Creio que a literatura de ficção e poesia deve ser vista como uma frondosa árvore cheia de galhos e esses galhos representam diferentes literaturas, todas legítimas e todas irmãs pois são fruto de um mesmo tronco.

As chamadas literaturas para crianças e jovens são galhos dessa mesma e única árvore onde florescem as outras literaturas. As formas literárias populares, contos, quadras, poesia de cordel etc. também.

No sentido que estou falando, pouco importa se a obra é de um escritor clássico e consagrado, de um autor iniciante ou mesmo desconhecido, caso de muitas obras populares.

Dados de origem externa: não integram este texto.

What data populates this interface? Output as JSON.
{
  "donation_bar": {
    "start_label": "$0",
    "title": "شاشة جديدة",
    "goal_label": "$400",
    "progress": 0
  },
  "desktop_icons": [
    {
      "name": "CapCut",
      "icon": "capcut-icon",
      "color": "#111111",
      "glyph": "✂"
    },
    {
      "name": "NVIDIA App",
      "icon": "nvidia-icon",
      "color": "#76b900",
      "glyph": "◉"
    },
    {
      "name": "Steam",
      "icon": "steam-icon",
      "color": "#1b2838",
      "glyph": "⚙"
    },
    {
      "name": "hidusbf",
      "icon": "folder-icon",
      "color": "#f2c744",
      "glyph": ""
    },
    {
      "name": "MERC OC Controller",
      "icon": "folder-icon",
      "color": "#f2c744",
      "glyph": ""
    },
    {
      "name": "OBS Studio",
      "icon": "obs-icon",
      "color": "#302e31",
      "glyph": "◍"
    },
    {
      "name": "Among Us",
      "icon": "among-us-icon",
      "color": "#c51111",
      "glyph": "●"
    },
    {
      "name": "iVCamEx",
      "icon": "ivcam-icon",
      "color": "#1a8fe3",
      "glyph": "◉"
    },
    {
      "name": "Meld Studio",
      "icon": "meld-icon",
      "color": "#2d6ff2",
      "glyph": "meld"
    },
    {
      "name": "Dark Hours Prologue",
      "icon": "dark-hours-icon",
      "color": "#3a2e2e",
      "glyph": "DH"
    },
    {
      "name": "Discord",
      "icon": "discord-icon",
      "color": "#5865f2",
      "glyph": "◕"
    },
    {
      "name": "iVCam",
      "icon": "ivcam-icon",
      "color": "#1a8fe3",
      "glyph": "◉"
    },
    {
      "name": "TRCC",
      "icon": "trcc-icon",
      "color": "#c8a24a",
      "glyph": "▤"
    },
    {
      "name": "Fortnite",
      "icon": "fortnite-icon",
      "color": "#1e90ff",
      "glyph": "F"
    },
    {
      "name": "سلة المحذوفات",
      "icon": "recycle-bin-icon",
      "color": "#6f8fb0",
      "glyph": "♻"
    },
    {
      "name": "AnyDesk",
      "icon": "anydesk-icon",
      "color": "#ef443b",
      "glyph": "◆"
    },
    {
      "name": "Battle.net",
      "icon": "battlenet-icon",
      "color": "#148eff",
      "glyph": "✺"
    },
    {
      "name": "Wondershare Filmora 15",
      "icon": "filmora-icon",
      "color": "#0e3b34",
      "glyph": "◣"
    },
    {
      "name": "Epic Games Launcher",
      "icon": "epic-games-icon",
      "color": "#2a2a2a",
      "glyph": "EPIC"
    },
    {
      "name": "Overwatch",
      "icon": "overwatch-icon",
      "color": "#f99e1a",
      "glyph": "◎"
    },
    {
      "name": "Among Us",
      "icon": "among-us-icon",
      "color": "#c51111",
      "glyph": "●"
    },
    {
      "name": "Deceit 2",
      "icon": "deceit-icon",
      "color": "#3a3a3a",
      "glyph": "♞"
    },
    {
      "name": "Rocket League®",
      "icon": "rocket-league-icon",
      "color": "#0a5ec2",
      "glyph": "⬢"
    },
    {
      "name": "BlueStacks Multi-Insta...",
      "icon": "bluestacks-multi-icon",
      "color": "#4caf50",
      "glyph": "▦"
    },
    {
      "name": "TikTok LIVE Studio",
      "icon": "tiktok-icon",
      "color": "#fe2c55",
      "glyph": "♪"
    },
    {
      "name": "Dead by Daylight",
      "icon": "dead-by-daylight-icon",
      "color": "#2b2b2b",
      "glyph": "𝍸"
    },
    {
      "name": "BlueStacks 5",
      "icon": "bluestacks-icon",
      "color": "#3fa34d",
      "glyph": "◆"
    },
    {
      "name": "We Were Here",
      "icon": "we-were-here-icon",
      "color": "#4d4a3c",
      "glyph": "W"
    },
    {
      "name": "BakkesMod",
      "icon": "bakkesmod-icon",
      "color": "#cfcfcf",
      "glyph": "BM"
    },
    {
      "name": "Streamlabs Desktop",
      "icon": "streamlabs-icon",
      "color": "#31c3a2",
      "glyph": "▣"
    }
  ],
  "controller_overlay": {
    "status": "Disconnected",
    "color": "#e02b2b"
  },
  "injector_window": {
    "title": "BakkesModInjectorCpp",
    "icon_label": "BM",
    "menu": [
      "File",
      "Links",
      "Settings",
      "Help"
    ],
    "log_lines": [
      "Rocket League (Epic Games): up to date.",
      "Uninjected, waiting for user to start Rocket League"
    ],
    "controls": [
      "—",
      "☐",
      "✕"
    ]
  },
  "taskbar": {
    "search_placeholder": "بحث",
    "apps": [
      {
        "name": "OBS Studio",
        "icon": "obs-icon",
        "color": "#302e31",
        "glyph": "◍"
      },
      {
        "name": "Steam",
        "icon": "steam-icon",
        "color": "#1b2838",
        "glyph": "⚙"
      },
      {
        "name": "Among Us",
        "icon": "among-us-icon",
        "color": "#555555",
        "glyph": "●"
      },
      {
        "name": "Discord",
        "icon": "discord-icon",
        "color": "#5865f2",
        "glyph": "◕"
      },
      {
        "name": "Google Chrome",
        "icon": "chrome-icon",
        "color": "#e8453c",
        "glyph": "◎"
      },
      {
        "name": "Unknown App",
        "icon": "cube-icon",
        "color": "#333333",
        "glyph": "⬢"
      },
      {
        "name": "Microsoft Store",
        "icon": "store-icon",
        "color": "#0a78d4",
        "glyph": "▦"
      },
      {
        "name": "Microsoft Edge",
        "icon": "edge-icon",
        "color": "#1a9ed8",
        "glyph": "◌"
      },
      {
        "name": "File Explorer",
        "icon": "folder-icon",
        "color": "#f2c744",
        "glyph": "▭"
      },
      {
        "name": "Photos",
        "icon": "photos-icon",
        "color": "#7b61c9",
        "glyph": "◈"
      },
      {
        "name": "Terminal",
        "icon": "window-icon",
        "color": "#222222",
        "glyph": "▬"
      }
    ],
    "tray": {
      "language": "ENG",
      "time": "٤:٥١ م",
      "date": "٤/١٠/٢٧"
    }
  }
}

Antes de mais nada, a literatura e a arte seja adulta, infantil, juvenil, popular ou outra, tanto faz, deve ser avaliada por seu caráter estético. Ou seja, deve ser avaliada por:
– sua originalidade
– sua capacidade ficcional;
– recursos como a metáfora (o texto diz uma coisa, mas pretende dizer outras) entre outras figuras de linguagem;
– o discurso marcado pela subjetividade (oposto à objetividade típica dos textos didáticos, técnicos e utilitários);
– a exploração inventiva e consciente da linguagem;
– a abordagem de temas humanos complexos (chamo de “assuntos que ninguém sabe” porque não podem ser ensinados. Por exemplo, a busca do autoconhecimento; as paixões humanas; as contradições e as ambiguidades; as angústias; a construção da própria voz; a loucura; a colisão entre as idealizações e a realidade; a efemeridade e a morte, entre outros assuntos da vida concreta).

Quem vai dar “aulas” ou propor “metodologias” sobre as paixões, sobre a morte ou sobre as contradições humanas? Quem vai escrever um livro técnico a partir de metáforas, experimentações sintáticas e abordagens singulares e subjetivas da linguagem? Quem vai defender a ideia de que um manual didático pode e deve ter diferentes leituras e interpretações?

Uma coisa é certa: criar uma obra de ficção e poesia que tenha qualidade – independentemente de gêneros, movimentos, escolas literárias ou da pretensão de atingir este ou aquele público – sempre foi e sempre será algo muito difícil de fazer.

Por outro lado, as obras literárias costumam ser impregnadas de ideologias e crenças. Nem teria como ser diferente, afinal, cada autor tem sua visão de mundo, sua ideologia e suas crenças. Mas a relevância e a qualidade da obra não vêm daí. Este é o ponto.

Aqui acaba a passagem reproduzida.